Should, Would, Could… Three words that can really hurt.
The interesting thing is that when you Should, Would, Could ourselves, you diminish your impact in this world.
Should, Would and Could assume that you are a mind reader or have crystal ball that could predict the future.
If I would have known…
I should have…
I could have…
I’m here to tell your inner critic to back off.
You don’t know what you know, until you know it.
Read that slow…
You don’t know what you know, until you know it.
You lived out your regular relationship with your Loved One and that’s the best thing you did.
It’s easy to say what you would have done in hindsight. Chances are you were honest in your relationship, you were truly you and they were truly them. That doesn’t mean you did anything wrong. It’s actually the opposite.
So many times, I hear about how if someone knew a Loved One was going to die in an accident, they would have said goodbye that day. Or about if they knew the moment the Loved One was going to die, they would have stayed present instead of leaving a room. Or in the instance of a substance related death, they would have gone back on all their boundaries to have them in their home again.
This is being really hard on yourself. Your Loved One’s death is NOT your fault.
Let’s challenge those Shoulds, Woulds and Coulds.
When you hear that inner voice give you a Should, Would or Could, turn it around.
Ask yourself questions like:
What was I doing instead of …(what you are coulding on yourself)?
What was our real relationship?
What’s the evidence that doing… would change things?
We all want someone or something to be different because you didn’t want to lose your Loved One right now. Shoulds, Woulds, and Coulds give a false illusion that you could have prevented the death. Even in accidents, it’s not intentional – that’s why it’s called an accident.
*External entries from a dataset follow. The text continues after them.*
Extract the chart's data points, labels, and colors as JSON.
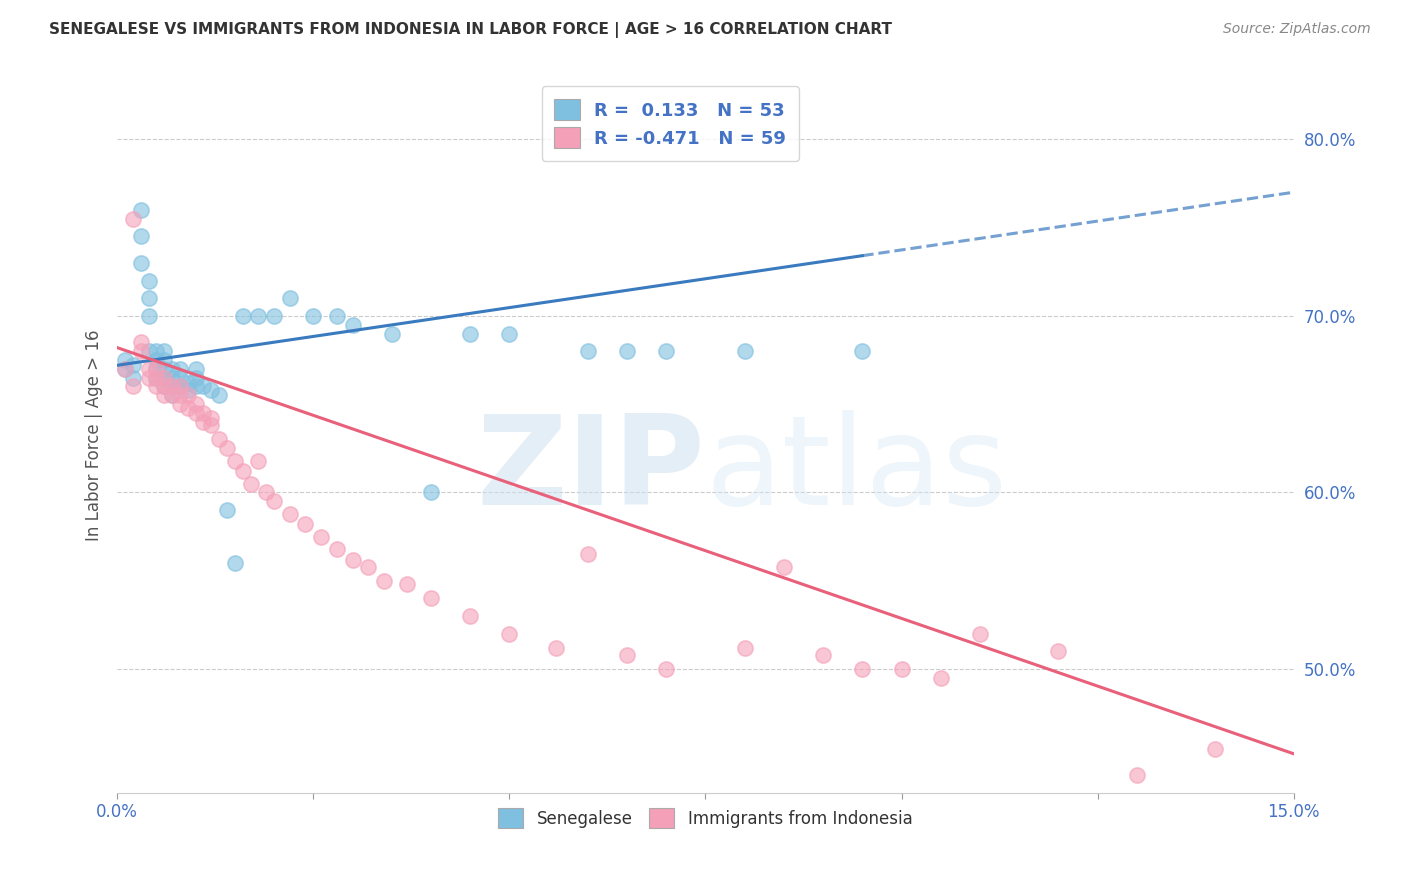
{
  "title": "SENEGALESE VS IMMIGRANTS FROM INDONESIA IN LABOR FORCE | AGE > 16 CORRELATION CHART",
  "source": "Source: ZipAtlas.com",
  "ylabel": "In Labor Force | Age > 16",
  "x_range": [
    0.0,
    0.15
  ],
  "y_range": [
    0.43,
    0.835
  ],
  "legend_blue_label": "Senegalese",
  "legend_pink_label": "Immigrants from Indonesia",
  "R_blue": 0.133,
  "N_blue": 53,
  "R_pink": -0.471,
  "N_pink": 59,
  "blue_color": "#7fbfdf",
  "pink_color": "#f4a0b8",
  "blue_line_color": "#3a7abf",
  "pink_line_color": "#e8607a",
  "watermark_zip": "ZIP",
  "watermark_atlas": "atlas",
  "blue_scatter_x": [
    0.001,
    0.001,
    0.002,
    0.002,
    0.003,
    0.003,
    0.003,
    0.004,
    0.004,
    0.004,
    0.004,
    0.005,
    0.005,
    0.005,
    0.005,
    0.006,
    0.006,
    0.006,
    0.006,
    0.006,
    0.007,
    0.007,
    0.007,
    0.007,
    0.008,
    0.008,
    0.008,
    0.009,
    0.009,
    0.01,
    0.01,
    0.01,
    0.011,
    0.012,
    0.013,
    0.014,
    0.015,
    0.016,
    0.018,
    0.02,
    0.022,
    0.025,
    0.028,
    0.03,
    0.035,
    0.04,
    0.045,
    0.05,
    0.06,
    0.065,
    0.07,
    0.08,
    0.095
  ],
  "blue_scatter_y": [
    0.67,
    0.675,
    0.665,
    0.672,
    0.73,
    0.745,
    0.76,
    0.7,
    0.71,
    0.72,
    0.68,
    0.665,
    0.67,
    0.675,
    0.68,
    0.66,
    0.665,
    0.67,
    0.675,
    0.68,
    0.655,
    0.66,
    0.665,
    0.67,
    0.66,
    0.665,
    0.67,
    0.658,
    0.662,
    0.66,
    0.665,
    0.67,
    0.66,
    0.658,
    0.655,
    0.59,
    0.56,
    0.7,
    0.7,
    0.7,
    0.71,
    0.7,
    0.7,
    0.695,
    0.69,
    0.6,
    0.69,
    0.69,
    0.68,
    0.68,
    0.68,
    0.68,
    0.68
  ],
  "pink_scatter_x": [
    0.001,
    0.002,
    0.002,
    0.003,
    0.003,
    0.004,
    0.004,
    0.005,
    0.005,
    0.005,
    0.006,
    0.006,
    0.006,
    0.007,
    0.007,
    0.008,
    0.008,
    0.008,
    0.009,
    0.009,
    0.01,
    0.01,
    0.011,
    0.011,
    0.012,
    0.012,
    0.013,
    0.014,
    0.015,
    0.016,
    0.017,
    0.018,
    0.019,
    0.02,
    0.022,
    0.024,
    0.026,
    0.028,
    0.03,
    0.032,
    0.034,
    0.037,
    0.04,
    0.045,
    0.05,
    0.056,
    0.06,
    0.065,
    0.07,
    0.08,
    0.085,
    0.09,
    0.095,
    0.1,
    0.105,
    0.11,
    0.12,
    0.13,
    0.14
  ],
  "pink_scatter_y": [
    0.67,
    0.755,
    0.66,
    0.68,
    0.685,
    0.665,
    0.67,
    0.66,
    0.665,
    0.67,
    0.655,
    0.66,
    0.665,
    0.655,
    0.66,
    0.65,
    0.655,
    0.66,
    0.648,
    0.655,
    0.645,
    0.65,
    0.64,
    0.645,
    0.638,
    0.642,
    0.63,
    0.625,
    0.618,
    0.612,
    0.605,
    0.618,
    0.6,
    0.595,
    0.588,
    0.582,
    0.575,
    0.568,
    0.562,
    0.558,
    0.55,
    0.548,
    0.54,
    0.53,
    0.52,
    0.512,
    0.565,
    0.508,
    0.5,
    0.512,
    0.558,
    0.508,
    0.5,
    0.5,
    0.495,
    0.52,
    0.51,
    0.44,
    0.455
  ],
  "grid_color": "#cccccc",
  "background_color": "#ffffff",
  "blue_line_y0": 0.672,
  "blue_line_y1": 0.77,
  "pink_line_y0": 0.682,
  "pink_line_y1": 0.452
}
This has been a tough love kind of post. I’m going to give it to you straight – Should, Would, and Could are not your friends. They are a distraction to your grief and prevent you from developing a new relationship with your Loved One.
Share: What is something that you are Should, Would, or Could doing to yourself? Release it here. If that’s not comfortable, write it on a piece of paper and then tear it up into tiny pieces and post a picture.
Let these false responsibilities go, my friend.